The German carrier Air Berlin has solved for insolvency and is no longer able to operate as normal. However thanks to an emergency loan from the German government the airline is able to continue operations for a limited time until the end of October, which is good news both for the passengers and the employees.
This is a report from my last ever flight with Air Berlin, two weeks before the last Air Berlin flight ever, which is scheduled for 27 October.
Not much has changed at Berlin Tegel airport, everything looks pretty much as normal. But there are a few cancelled flights on the departure board and there are fewer passengers in Terminal C . Many people probably avoid booking Air Berlin in fear of problems and cancellations. The good news is that this means the tickets are very affordable.
I checked in on the Air Berlin webpage. My OneWorld Emerald status was properly recognised by the system and appeared on the boarding pass even though I am no longer able to earn points as the agreement with British Airways Executive Club (and most other programs) has been terminated. I could also select a front row ‘Preferred seat’ and the boarding pass indicated I had fast track access through security as well as priority boarding.
Once at Tegel airport I made a quick visit to the British Airways lounge in Terminal A, the hexagon terminal. Although all third-party lounges have been terminated and there have been reports of some OneWorld-operated lounges also refusing access to passengers flying Air Berlin, it was not a problem to gain access for a drink and a sandwich.
Afterwards I made my way to terminal C, which was the departure terminal for the flight to Stockholm, where fast track access was indeed provided, even though the regular lines were quite short.
Air Berlin nowadays has its own lounge in Terminal C called Weltbürger Lounge and it is still open and functional and access is still provided to OneWorld top-tier members flying Air Berlin.
The lounge is really pleasant and it is a shame they have not promoted it better. I am sure it would have attracted more business travellers and frequent flyers as the Air Berlin lounge facilities at Tegel have been really poor for a long time.
The Weltbürger Lounge is divided into three different floors with reception and dining area on the ground floor, a cafe area on the first floor and a smoking area and outdoor terrace on the second floor. The outdoor terrace is very nice with a decent apron view. It is actually really enjoyable to sit there and enjoy a glass of wine or a beer while watching the action on the apron. The food selection is also rather good. The drinks selection includes beer, wine and soft drinks but no hard liqueur.
Air Berlin flight AB 8000
Boarding started early, 20 minutes before departure time, with priority boarding as usual for Topbonus and OneWorld top tier frequent flyers and other eligible passengers with ‘pre-board’ indicated on the boarding pass. I was the very first passenger to board.

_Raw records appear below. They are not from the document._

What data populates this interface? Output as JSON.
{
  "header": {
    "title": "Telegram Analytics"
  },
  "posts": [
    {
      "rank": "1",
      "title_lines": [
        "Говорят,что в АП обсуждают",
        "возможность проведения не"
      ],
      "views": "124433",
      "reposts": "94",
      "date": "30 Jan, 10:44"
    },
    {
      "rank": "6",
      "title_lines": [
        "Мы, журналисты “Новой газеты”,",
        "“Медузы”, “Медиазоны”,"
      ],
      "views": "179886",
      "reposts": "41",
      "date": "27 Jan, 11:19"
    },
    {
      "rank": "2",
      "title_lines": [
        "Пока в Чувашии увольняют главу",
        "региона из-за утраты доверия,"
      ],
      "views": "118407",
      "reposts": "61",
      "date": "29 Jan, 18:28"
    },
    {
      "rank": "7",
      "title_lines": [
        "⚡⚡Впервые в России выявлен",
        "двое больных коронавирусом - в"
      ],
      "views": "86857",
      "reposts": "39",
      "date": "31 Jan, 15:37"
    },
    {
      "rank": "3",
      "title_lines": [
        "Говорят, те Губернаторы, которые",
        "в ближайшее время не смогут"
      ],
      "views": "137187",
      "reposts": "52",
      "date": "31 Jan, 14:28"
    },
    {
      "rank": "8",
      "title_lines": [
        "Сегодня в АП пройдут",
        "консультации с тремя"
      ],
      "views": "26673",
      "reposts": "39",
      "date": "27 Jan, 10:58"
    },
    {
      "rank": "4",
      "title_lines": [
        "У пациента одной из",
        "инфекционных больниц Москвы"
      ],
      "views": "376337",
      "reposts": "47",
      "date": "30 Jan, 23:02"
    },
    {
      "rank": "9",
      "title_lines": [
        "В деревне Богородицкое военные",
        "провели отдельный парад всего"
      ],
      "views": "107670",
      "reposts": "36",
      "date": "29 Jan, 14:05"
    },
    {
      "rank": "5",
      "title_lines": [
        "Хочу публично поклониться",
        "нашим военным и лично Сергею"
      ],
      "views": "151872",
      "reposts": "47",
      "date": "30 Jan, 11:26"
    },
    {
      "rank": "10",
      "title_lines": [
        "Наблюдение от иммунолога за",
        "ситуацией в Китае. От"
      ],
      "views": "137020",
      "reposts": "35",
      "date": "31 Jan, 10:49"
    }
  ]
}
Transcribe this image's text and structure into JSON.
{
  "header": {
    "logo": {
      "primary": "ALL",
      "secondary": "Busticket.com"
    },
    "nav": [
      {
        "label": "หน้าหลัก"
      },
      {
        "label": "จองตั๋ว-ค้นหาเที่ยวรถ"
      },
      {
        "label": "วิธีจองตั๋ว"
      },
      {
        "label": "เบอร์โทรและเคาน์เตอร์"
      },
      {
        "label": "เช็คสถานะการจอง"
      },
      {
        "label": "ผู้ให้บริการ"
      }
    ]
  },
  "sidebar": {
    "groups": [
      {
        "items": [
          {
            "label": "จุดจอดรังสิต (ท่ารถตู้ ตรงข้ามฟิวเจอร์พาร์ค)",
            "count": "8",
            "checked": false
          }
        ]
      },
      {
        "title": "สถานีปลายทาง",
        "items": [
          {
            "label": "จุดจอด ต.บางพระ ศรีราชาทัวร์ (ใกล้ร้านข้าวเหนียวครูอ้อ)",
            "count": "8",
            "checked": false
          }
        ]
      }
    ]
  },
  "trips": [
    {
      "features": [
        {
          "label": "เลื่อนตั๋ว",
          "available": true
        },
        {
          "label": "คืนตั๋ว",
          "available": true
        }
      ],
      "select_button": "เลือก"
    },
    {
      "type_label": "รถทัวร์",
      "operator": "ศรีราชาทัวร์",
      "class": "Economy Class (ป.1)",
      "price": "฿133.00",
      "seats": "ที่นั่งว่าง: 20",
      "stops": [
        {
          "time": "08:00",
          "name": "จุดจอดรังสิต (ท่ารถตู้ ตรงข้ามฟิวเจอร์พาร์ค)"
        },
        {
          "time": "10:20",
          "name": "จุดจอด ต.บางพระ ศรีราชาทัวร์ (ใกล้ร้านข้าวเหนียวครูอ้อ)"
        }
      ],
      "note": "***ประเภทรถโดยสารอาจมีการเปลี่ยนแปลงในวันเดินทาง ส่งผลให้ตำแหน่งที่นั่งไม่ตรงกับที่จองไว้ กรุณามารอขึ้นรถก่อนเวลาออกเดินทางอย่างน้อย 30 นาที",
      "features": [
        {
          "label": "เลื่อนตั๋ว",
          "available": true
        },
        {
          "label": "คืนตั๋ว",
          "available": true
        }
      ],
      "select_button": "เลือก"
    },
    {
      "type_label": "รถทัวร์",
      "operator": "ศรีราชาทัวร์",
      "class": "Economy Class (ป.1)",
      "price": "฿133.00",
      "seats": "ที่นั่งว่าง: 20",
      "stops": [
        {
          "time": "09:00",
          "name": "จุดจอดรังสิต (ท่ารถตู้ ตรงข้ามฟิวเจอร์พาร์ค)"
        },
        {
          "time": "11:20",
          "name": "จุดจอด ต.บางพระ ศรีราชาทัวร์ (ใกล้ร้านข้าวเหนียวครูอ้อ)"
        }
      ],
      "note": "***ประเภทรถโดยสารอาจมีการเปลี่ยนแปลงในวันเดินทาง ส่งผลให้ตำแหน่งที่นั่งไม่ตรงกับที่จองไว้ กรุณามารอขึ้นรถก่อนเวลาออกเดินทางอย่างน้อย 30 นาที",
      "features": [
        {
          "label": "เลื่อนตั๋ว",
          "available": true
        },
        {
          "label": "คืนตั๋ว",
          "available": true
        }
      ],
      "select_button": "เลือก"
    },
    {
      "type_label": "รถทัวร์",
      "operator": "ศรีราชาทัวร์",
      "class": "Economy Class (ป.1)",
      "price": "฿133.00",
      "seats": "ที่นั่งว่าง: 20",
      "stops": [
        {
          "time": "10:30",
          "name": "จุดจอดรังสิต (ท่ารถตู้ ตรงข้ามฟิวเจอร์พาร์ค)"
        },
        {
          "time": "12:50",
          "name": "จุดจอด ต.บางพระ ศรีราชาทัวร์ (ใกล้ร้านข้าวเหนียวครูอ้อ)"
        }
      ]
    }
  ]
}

With a light load the boarding process was quick and we pushed back a few minutes ahead of scheduled departure time. There was no one sitting in business class on the first row and we were five passengers in the preferred seating area, rows 2-5.
Seat and cabin
The flight was operated by an Airbus A320 with 3-3 seating except for the first row (business class) where the middle seat is blocked. They also seem to block middle seats for frequent flyers from time to time when possible.
The seats were the standard thin Recaro seats, perfectly adequate for a flight of 80 minutes.
Food and drinks
Up in the air food, drinks and snacks were offered from the onboard menu. Although the menu was still the same they seem to have loaded fewer items in the cart, probably to avoid waste (and costs). They had no bottles of red wine left and when I asked for a gin & tonic it turned out they had no ice. I also heard other passengers in the cabin who asked for things from the cart that were not available.
The crew were very apologetic though and most passengers seem to be very understanding. There were certainly no heated arguments.
The flight map was shown on the screens during most of the flight but they also showed some information clips about Air Berlin. It was a bit strange to see a short clip promoting the Air Berlin longhaul business class product when Air Berlin has just shut down the entire longhaul network.
The cabin crew were in a surprisingly good mood and seem to make the best out of the situation, although you could feel a certain sadness. I asked the purser if she knew what would happen after October but she did not know, although she said there might be some opportunities via Lufthansa and Eurowings to consider.
We landed at Stockholm Arlanda airport ten minutes ahead of timetable at 10.50 pm. As expected the crew no longer offer chocolate hearts to all passengers when getting off. I wished the crew the very best of luck for the future as I left the aircraft, which seemed to be appreciated.
Although Air Berlin has never been best in class they have provided a reliable and punctual service via Berlin and Düsseldorf. And even though Berlin Tegel is a lousy airport, an airport that should have shut down years ago, the Air Berlin transfers have mostly worked quite well, even with a transfer time of just 30 minutes, with checked luggage that is. Air Berlin have provided a decent status recognition, always being able to pick a front-row seat and there has sometimes also been some recognition onboard.
The flight itself was uneventful, most services on the ground in Berlin worked as normal with check-in, fast track, lounge and priority boarding. The crew were in a surprisingly good mood and they should be given some admiration for keeping the spirits high in a difficult situation. The only drawback was the limited supply in the sales cart.
All-in-all it is a bit sad to see the airline go.